Early in 1959 Grundy married Hilary Taylor, a former colleague from the National Institute of Educational Research. Although his health then greatly improved throughout 1959, he was unfortunately killed in an accident in November of that year.

==List of Grundy's papers==
With the exception of the final item, this list is taken from Smith's obituary (1960). The first item is missing from Goddard's (1960) list, which is otherwise the same as Smith's.
1. "Mathematics and games" (1939)
2. Grundy, P. M. (1942). "A generalisation of additive ideal theory"
3. Scorer, R. S. (1944). "Some binary games" (with R.S. Scorer and C.A.B Smith)
4. Grundy, P. M. (1947). "On integrally dependent Integral domains"
5. "Restricted randomization and quasi-latin squares" (1950) (with M.J.R. Healy)
6. Grundy, P. M. (1950). "The estimation of error in rectangular lattices"
7. "A general technique for the analysis of experiments with incorrectly treated plots" (1951)
8. Grundy, P. M. (1951). "The expected frequencies in a sample of an animal population in which the abundances of species are log-normally distributed (Part I)"
9. Grundy, P. M. (1952). "The fitting of grouped truncated and grouped censored distributions"
10. "Selection without replacement from within strata with probability proportional to size" (1953) (with F. Yates)
11. Leech, F. B. (1953). "A nomogram for assays in randomized blocks" (with F. Leech)
12. Grundy, P. M. (1954). "Decision between two alternatives—How many experiments?" (with D.H. Rees and M.J.R. Healy)
13. "A method of sampling with probability exactly proportional to size" (1954)

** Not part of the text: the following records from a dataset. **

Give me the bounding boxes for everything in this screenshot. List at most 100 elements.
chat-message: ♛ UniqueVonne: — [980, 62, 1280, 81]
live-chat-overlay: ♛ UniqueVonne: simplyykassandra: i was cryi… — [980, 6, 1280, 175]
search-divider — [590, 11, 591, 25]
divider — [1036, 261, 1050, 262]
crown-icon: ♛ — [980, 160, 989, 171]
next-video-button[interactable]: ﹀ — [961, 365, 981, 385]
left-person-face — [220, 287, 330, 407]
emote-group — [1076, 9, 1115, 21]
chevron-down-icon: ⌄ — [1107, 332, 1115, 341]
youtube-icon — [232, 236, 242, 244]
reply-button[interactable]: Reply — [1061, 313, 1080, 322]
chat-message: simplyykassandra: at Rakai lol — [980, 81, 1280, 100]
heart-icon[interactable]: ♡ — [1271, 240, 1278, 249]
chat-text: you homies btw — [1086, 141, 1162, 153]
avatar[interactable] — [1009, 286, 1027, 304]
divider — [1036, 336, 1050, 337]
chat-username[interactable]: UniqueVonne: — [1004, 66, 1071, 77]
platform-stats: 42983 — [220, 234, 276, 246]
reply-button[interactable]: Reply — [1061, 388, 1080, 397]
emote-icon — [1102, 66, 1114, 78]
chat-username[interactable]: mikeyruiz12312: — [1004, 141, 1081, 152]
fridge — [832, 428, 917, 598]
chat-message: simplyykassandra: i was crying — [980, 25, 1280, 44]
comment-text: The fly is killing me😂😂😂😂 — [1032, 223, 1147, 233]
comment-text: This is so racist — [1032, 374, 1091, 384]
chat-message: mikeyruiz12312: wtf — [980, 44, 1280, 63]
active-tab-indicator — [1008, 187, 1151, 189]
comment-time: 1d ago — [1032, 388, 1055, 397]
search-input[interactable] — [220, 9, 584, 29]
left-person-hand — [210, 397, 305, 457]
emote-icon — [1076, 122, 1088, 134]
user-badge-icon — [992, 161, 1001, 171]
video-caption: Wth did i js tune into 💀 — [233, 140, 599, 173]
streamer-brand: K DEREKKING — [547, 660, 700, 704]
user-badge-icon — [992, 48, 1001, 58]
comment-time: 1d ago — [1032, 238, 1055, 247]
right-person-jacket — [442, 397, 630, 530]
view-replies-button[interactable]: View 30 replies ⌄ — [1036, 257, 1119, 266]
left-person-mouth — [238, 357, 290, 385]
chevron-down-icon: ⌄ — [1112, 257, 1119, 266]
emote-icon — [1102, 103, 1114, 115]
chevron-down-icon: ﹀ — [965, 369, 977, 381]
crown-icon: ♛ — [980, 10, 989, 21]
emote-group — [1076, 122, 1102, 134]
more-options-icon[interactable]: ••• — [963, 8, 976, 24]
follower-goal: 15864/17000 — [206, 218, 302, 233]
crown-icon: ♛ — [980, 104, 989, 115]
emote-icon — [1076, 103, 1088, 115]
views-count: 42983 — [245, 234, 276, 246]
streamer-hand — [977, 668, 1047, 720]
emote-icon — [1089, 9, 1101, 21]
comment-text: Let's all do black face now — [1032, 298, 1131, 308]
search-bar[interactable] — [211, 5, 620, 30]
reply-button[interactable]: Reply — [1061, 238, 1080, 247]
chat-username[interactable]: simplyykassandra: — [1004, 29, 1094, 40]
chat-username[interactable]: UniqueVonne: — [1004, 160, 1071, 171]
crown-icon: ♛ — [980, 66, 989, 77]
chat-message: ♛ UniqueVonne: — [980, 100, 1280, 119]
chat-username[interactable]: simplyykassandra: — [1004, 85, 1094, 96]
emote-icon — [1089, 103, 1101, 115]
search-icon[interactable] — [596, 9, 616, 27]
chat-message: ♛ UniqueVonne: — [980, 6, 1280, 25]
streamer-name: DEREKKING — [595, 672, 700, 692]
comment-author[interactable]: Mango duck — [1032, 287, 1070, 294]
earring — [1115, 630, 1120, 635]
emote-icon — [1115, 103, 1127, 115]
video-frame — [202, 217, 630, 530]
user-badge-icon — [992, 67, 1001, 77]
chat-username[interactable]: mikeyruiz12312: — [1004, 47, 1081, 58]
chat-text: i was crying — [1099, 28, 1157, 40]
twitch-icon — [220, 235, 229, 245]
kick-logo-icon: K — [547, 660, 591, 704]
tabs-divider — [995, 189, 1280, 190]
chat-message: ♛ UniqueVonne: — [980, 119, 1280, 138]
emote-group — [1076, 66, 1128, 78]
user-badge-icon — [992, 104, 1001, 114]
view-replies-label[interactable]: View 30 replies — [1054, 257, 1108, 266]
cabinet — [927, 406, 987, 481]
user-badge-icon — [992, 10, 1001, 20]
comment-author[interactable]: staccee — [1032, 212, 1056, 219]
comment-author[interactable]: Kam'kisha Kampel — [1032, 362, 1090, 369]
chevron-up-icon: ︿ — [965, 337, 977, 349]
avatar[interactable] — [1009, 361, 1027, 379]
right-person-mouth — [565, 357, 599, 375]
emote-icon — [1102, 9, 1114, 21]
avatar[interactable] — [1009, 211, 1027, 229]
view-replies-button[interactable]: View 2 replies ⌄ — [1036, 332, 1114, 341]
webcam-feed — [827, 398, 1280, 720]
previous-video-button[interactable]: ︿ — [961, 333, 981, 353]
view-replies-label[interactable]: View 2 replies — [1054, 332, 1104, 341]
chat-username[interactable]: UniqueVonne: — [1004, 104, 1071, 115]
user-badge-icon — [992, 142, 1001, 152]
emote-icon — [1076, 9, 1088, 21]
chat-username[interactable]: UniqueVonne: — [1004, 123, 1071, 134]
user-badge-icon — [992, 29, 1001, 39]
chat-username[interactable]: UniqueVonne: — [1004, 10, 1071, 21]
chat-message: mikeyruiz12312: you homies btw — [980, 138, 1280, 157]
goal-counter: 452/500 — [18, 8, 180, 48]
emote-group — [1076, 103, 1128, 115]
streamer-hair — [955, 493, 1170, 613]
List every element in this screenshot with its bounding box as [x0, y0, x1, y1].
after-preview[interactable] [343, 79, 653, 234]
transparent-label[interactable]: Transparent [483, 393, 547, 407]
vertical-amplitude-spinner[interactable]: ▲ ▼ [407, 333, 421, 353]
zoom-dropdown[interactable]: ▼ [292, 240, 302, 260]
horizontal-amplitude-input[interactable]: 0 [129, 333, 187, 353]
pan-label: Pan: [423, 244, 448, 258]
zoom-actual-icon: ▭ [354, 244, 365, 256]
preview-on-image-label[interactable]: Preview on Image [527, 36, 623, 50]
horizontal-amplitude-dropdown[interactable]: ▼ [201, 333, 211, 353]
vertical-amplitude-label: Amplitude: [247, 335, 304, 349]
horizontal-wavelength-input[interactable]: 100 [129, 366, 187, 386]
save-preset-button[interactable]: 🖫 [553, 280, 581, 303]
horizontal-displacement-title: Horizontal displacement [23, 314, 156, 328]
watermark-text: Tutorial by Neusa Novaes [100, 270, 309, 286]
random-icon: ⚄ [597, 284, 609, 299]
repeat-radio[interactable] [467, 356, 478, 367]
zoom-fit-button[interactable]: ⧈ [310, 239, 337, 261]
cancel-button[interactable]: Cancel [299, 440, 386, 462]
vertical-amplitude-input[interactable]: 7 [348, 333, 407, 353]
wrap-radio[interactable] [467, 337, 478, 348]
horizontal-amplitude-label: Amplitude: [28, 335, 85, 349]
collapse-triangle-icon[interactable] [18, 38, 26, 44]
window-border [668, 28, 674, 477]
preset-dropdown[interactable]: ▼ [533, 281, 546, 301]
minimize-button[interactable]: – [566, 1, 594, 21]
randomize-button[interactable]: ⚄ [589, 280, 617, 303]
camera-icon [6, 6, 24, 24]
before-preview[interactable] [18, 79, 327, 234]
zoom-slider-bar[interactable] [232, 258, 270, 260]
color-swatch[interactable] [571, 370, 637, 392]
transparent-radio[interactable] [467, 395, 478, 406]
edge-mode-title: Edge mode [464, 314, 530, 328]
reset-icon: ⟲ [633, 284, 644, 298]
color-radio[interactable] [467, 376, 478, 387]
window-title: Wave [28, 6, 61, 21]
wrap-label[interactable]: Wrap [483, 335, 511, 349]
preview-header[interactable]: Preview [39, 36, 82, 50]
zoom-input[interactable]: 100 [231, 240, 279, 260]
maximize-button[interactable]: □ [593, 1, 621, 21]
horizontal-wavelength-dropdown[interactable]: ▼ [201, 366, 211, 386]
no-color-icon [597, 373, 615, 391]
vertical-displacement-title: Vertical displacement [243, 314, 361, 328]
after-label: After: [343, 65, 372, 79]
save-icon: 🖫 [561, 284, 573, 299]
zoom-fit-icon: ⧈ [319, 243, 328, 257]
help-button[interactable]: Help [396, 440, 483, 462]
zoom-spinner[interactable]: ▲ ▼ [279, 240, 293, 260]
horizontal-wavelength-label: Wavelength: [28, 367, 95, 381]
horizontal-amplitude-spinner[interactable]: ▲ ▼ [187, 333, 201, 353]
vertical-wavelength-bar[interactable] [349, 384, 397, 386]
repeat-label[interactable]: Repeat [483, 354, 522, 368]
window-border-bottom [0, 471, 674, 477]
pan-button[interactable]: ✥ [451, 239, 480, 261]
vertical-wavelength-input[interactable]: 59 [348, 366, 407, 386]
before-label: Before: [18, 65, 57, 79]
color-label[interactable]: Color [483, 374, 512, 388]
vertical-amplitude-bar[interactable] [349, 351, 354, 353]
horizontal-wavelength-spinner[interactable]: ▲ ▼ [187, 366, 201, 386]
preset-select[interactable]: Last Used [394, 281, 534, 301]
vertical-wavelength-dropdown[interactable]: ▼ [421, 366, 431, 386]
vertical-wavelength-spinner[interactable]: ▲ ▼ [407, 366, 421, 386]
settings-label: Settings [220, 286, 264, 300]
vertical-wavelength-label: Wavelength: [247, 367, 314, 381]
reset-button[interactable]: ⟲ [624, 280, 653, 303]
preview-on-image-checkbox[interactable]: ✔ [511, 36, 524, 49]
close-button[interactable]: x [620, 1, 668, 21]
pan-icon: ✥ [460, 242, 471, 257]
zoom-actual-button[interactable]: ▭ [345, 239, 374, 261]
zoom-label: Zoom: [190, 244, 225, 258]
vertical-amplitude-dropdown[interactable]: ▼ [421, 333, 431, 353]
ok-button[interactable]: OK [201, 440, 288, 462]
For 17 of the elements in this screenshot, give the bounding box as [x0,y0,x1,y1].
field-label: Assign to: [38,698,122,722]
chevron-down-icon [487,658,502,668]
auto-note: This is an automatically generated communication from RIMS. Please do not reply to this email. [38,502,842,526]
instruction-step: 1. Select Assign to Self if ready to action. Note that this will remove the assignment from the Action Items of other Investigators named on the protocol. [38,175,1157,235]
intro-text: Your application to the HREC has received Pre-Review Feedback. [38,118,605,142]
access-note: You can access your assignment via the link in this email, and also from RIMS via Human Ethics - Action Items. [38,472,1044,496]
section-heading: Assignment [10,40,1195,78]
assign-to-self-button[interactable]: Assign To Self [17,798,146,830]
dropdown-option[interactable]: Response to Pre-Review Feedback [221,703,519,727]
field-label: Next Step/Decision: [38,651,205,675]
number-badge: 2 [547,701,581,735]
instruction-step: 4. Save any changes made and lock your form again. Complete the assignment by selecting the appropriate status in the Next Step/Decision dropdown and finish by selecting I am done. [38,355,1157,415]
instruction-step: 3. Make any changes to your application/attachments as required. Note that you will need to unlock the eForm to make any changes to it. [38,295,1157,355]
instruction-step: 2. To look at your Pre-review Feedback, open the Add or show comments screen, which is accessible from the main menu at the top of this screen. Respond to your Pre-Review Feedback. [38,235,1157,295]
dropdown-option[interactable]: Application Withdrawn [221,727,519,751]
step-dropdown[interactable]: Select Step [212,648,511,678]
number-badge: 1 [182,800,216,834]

14. "Economic choice of the amount of experimentation" (1956) (with D.H. Rees and M.J.R. Healy)
15. "Fiducial distributions and prior distributions: an example in which the former cannot be associated with the latter" (1956)
16. Grundy, P. M. (1956). "Disjunctive games with the last player losing" (with C.A.B. Smith)
17. "Mathematics and games" (1964). Reprint of Grundy (1939).